Thanks interplanetjanet! Scott, in turn, seems to be quoting someone else:
Similar to this was the Nacht Lager, or midnight camp, which seemed nightly to beleaguer the walls of Prague,
"With ghastly faces thronged, and fiery arms,"

but which disappeared upon recitation of the magical words, Vezelé, Vezelé, ho! ho! ho!—For similar delusions, see DELRIUS, pp. 294, 295.
‘Delrius’ is, I think, Disquisitionum magicarum libri sex by Martin Delrio but it's unclear whether Scott's "ghastly faces" quote is a translation from that work or from something else he doesn't bother to name. (I haven't been able to turn up the phrase elsewhere, and can't find an online version of Delrio's book.)

The only other lead I have is this reference to a German book on "The night-guards, or the night camp [Nachtlager] of spirits at Saatz in Bohemia", which admittedly isn't quite Prague, and the only Saatz I can find is in Moravia (Žatec in Czech).

This is fun!
posted by pont at 7:28 PM on September 10, 2012 [3 favorites]


"With dreadful faces thronged and fiery arms." is on Book XII of Paradise Lost.
posted by Marauding Ennui at 1:12 AM on September 11, 2012


Best answer: It is interesting isn't it? A German library has a scanned copy of Der Nachtwächter oder Das Nachtlager der Geister bei Saatz in Böheim online here. My German is terrible and the old text style is really hard to read, but I think it is a collection of ghost stories or folk tales and the last chapter "Das fürchterliche Nachtlager der Geister" is the one about the ghost camp.

There's also a nice frontispiece on page 6, with the magic words "Wesele-ho-ho-ho"

I'll bet Wells just knew the Longfellow poem though. Everybody used to know Longfellow.
posted by interplanetjanet at 6:05 AM on September 11, 2012


There's an online edition of the Disquisitionum Magicarum at the BNF’ Gallica site. Starting on p. 293 of that edition there's an account from the Formicarius of Johannes Nider involving spectral horsemen in Bohemia.
posted by misteraitch at 6:31 AM on September 11, 2012


Great stuff! I suspect it's going to be impossible to say where Scott picked up the legend, but it was clearly doing the rounds since at least the Formicarius. Apparently his literary career started with translations from German (including Gottfried August Bürger) so he may well have picked it up at that stage.

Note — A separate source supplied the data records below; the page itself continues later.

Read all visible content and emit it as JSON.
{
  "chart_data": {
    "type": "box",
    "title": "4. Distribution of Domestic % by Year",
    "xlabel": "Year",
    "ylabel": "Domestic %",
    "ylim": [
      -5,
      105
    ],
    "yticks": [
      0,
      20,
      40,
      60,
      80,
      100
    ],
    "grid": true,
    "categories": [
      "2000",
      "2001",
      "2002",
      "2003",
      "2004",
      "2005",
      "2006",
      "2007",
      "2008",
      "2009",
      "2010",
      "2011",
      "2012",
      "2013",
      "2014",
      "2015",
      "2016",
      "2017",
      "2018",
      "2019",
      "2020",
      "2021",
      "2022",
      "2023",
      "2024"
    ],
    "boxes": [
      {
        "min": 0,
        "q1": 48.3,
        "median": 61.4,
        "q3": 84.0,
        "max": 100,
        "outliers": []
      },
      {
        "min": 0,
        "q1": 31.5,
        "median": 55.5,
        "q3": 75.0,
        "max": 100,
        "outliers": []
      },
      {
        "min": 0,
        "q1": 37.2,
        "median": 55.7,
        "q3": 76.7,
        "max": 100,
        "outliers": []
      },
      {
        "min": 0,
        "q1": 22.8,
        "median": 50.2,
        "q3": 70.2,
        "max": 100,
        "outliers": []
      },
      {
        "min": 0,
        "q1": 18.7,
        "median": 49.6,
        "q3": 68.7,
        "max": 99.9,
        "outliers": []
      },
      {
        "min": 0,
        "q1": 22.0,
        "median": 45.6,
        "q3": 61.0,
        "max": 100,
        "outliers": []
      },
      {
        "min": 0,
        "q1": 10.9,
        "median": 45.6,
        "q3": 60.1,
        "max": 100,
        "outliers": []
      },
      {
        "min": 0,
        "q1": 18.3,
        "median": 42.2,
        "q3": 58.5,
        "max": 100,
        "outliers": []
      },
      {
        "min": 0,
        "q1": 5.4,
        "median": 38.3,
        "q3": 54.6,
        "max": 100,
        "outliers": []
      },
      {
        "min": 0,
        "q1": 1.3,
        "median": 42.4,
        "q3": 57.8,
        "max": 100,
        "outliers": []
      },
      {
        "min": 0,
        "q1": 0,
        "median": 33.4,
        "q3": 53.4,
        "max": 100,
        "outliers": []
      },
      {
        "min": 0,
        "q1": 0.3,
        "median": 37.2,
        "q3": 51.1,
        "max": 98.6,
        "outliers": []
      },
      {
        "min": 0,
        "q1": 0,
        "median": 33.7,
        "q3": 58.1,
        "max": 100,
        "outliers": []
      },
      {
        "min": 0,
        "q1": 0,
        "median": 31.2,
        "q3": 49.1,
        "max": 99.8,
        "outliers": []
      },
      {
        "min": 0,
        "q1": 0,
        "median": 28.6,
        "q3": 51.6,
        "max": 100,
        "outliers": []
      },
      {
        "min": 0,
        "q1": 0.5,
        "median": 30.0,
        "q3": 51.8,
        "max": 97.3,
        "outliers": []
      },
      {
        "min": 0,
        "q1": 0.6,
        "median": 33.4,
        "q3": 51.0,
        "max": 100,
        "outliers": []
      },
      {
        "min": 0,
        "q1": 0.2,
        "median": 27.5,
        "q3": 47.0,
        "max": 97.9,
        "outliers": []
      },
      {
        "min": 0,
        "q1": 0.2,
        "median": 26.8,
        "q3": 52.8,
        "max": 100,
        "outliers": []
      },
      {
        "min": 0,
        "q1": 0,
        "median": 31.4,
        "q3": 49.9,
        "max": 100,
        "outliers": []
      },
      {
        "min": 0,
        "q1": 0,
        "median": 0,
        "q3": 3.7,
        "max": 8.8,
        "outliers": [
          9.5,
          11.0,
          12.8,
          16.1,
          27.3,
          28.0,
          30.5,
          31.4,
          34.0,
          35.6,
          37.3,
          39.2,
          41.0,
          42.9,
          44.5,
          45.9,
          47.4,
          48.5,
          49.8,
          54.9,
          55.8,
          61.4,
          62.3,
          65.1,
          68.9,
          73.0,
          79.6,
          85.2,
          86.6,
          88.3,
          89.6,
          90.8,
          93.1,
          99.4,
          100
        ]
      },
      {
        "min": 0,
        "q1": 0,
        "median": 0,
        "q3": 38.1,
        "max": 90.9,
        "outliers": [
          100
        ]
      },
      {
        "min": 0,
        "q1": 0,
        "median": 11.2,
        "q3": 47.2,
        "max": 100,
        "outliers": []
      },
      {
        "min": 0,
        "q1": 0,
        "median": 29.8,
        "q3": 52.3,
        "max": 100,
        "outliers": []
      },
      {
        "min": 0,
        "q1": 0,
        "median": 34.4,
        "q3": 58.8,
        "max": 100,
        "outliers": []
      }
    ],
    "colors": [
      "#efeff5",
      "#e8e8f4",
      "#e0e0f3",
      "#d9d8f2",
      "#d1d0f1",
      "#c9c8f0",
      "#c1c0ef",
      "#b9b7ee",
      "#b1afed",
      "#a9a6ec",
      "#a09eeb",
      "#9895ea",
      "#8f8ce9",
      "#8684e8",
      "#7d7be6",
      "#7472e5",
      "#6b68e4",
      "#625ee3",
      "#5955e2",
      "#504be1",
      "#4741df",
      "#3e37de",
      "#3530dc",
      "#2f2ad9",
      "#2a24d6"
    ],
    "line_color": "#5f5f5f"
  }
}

interplanetjanet: great find! I'll attempt the German at some point when I'm not meant to be working. Googling "wesele ho ho ho" brings up several Polish pages... the rabbit hole goes deeper. And I agree that everyone used to know Longfellow, but everyone used to know Scott as well (at least in Britain). It's possible that Wells had read both the sources.
posted by pont at 7:15 AM on September 11, 2012


I live in Prague, and have been on a couple of the ghost tours. As far as I can recall, nothing of what pont writes about was mentioned. And, believe me, on those tours they scrape the bottom of the spookiness barrel, so if it was even vaguely relevant to Prague we would have been told about it.

I'd say it's a pretty obvious reference to the Longfellow poem that Wretch729 quotes.